The Eglise presbytérienne au Rwanda (Presbyterian Church of Rwanda) is equivalent to the PC(U.S.A.). They called the EPR a "general synod." What we would call a presbytery is called a "regional synod" in Rwanda. The Gitarama Region is our partner presbytery/regional synod. In each "regional synod" there are several parishes which will usually have a "primary congregation" and several congregations in the surrounding area. The "primary congregation" will usually be served by a pastor. The congregations in the surrounding area are served by an "evangelist." We would call them an ALP or a CLP. Congregations meet twice a week. Once a month the members of the surrounding congregations gather with the congregation of the "primary congregation." The "regional pastor"/general presbyter is attached to a particular congregation. However, the "regional pastor" is the one who itinerates among the congregations served by "evangelists" to officiate at the sacraments. In Rwanda, only ordained ministers are authorized to officiate at the sacraments.
I was struck by the parallels between our two denominations, and by our differences. One of the reasons the Rwandan congregations from the surrounding area come to the "primary congregation" once a month is it is a means to know the church is larger than their particular congregation. For most of the members of the congregations, in the surrounding area, the only way to get to the monthly worship service is to walk. They do not walk just a few blocks on nice sidewalks. They walk up and down mountain paths and through rugged valleys.

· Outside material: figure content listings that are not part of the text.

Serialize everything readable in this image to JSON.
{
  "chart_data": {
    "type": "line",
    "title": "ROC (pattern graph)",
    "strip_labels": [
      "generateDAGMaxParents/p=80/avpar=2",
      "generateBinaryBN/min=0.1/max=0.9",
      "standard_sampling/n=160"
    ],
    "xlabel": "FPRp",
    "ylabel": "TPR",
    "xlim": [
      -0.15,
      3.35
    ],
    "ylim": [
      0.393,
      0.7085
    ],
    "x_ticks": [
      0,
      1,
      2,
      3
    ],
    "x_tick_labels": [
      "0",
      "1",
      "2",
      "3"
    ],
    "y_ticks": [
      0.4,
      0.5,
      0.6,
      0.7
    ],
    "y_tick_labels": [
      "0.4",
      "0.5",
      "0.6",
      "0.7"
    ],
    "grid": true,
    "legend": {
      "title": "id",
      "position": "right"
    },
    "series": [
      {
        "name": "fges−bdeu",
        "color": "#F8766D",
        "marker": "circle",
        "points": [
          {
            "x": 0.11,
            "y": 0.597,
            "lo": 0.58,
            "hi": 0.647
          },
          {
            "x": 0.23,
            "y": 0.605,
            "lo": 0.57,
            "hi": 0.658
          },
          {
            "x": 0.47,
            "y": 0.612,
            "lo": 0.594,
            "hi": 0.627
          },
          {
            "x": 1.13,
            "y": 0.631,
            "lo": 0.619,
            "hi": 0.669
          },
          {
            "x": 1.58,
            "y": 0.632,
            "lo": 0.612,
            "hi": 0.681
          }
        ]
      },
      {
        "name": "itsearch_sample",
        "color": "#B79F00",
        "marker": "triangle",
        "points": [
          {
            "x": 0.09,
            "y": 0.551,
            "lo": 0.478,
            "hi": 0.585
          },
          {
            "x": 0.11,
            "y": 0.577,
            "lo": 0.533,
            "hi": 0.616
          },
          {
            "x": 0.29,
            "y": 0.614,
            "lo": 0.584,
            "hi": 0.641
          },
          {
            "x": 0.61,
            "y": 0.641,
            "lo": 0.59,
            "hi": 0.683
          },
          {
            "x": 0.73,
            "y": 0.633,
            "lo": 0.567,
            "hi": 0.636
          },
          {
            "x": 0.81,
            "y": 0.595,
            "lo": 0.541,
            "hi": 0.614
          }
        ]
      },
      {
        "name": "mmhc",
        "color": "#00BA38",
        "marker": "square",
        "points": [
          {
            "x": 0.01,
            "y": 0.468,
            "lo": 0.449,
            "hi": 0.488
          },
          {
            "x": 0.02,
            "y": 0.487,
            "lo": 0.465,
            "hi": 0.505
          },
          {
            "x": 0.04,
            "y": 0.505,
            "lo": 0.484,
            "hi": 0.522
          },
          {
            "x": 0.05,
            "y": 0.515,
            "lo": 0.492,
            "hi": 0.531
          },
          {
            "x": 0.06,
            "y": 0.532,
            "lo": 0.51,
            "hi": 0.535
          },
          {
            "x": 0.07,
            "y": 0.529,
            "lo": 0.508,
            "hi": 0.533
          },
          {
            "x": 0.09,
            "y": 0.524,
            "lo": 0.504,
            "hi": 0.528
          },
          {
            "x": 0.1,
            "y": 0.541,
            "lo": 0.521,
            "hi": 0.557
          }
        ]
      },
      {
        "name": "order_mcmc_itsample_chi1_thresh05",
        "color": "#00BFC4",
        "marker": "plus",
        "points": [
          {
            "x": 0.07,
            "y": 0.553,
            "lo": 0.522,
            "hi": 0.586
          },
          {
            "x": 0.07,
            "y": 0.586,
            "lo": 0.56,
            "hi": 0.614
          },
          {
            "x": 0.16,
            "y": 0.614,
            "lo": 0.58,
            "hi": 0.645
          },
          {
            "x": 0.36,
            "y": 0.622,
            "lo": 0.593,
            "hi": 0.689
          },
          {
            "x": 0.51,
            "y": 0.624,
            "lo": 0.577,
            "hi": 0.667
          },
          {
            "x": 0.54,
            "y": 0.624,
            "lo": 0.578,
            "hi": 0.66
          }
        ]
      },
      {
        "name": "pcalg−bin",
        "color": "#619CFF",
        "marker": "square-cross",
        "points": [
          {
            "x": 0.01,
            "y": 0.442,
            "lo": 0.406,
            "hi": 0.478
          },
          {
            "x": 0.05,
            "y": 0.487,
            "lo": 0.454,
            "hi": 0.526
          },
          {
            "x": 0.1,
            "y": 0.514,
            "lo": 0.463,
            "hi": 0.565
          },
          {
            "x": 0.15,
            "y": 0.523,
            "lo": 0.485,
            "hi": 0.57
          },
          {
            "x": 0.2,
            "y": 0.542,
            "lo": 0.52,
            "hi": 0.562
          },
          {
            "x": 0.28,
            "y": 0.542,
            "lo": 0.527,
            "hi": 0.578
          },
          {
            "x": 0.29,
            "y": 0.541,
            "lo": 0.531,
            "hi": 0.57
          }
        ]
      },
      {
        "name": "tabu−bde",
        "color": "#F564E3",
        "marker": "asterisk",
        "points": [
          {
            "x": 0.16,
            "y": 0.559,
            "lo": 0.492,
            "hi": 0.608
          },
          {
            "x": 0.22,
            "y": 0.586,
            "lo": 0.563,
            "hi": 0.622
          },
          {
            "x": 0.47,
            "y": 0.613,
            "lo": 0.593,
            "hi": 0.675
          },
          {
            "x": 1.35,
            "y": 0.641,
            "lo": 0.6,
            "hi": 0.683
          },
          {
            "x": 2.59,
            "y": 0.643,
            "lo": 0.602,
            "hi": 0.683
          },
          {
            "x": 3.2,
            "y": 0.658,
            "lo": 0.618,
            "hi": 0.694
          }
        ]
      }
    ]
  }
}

It seems we are in danger of losing the perspective that the church is larger than our particular congregation. Even though most us of have access to motorized transportation, and even though we have generally good roads to travel we find it difficult to join with brothers and sisters of a neighbouring congregation for Sunday worship. I wonder what would happen if we were to learn from our Rwandan brothers and sisters and come together in larger gatherings for worship once a month.
The partnership we have is not just our doing things with and for the congregations of the EPR in the Gitarama. In the partnership we have the opportunity to learn from their perspective and practices. As an example, and only as an example, let us imagine what would it be like if the congregations of the Southern Indiana County Parish were to gather with the Clarksburg congregation once a month with both pastors leading worship? What would it be like if the congregations of the Northern Indiana County Larger Parish were to gather with the Marion Center congregation once a month? What would it be like if Ridgway, Wilcox and Elkton were to gather with the St. Marys congregation once a month? There are many other examples of where this model could be tried within the bounds of our Presbytery. What if some of our partner congregations were to meet together on the same Sunday as their Rwandan partners are worshipping in larger groups?
The EPR model might not work for us. I find it an intriguing idea. There is an advantage to worshipping in a larger gathering of people. One of the things I often hear from members of smaller congregations about worship at presbytery meetings is, "It is good to hear such strong singing. It really lifts me up." What if we were in a worshipping group, at least periodically, where the singing was stronger than that which we usually experience?
Are there any who would be willing to try the Rwandan model?